Joan Robinson (1903-1983) was one of the greatest economists of the
twentieth century and a fearless critic of free-market capitalism. A
major figure in the controversial 'Cambridge School' of economics in the
post-war period, she made fundamental contributions to the economics of
international trade and development.
In Economic Philosophy Robinson looks behind the curtain of economics
to reveal a constant battle between economics as a science and economics
as ideology, which she argued was integral to economics. In her
customary vivid and pellucid style, she criticizes early economists Adam
Smith and David Ricardo, and neo-classical economists Alfred Marshall,
Stanley Jevons and Leon Walras, over the question of value.
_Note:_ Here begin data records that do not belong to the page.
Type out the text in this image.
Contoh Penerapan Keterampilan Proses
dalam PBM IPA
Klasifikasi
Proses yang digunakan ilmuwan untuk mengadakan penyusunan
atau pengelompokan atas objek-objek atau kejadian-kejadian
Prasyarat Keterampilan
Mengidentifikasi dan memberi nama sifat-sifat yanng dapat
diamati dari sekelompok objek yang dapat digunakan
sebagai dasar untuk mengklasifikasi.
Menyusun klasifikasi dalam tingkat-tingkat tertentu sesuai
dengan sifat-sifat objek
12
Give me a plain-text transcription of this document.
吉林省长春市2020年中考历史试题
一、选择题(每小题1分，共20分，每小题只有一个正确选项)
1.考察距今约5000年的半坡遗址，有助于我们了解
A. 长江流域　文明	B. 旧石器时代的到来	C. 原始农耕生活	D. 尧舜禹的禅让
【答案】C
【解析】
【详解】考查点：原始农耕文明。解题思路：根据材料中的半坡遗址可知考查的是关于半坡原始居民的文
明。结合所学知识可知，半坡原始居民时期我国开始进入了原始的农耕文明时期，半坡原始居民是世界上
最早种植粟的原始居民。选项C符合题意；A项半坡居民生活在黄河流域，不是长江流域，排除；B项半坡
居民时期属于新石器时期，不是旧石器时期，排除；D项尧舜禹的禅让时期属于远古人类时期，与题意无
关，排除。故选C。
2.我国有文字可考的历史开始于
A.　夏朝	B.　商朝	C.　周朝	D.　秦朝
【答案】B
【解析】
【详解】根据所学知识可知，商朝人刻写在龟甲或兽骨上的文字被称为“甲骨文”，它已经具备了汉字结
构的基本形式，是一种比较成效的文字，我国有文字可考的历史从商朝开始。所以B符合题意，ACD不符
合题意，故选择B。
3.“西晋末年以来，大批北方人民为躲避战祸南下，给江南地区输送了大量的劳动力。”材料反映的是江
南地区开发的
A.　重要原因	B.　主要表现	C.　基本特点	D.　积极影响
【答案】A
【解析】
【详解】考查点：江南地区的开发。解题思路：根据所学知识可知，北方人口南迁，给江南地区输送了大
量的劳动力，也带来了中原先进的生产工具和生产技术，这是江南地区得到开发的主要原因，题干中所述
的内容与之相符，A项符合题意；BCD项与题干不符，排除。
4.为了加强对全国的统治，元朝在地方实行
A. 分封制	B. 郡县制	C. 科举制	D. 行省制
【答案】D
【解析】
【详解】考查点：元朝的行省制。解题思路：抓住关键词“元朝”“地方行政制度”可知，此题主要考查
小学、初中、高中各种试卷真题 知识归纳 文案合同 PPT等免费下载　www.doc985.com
She shows
that what they respectively considered to be the generators of value -
labour-time, marginal utility or preferences - are not scientific but
'metaphysical', and that it is frequently in ideology, not science, that
we find the reason for the rejection of economic theories. She also
weighs up the implications of the Keynesian revolution in economics,
particularly whether Keynes's theories are applicable to developing
economies. Robinson concludes with a prophetic lesson that resonates in
today's turbulent and unequal economy: that the task of the economist is
to combat the idea that the only values that count are those that can be
measured in terms of money.
This Routledge Classics edition includes a new foreword by Sheila Dow.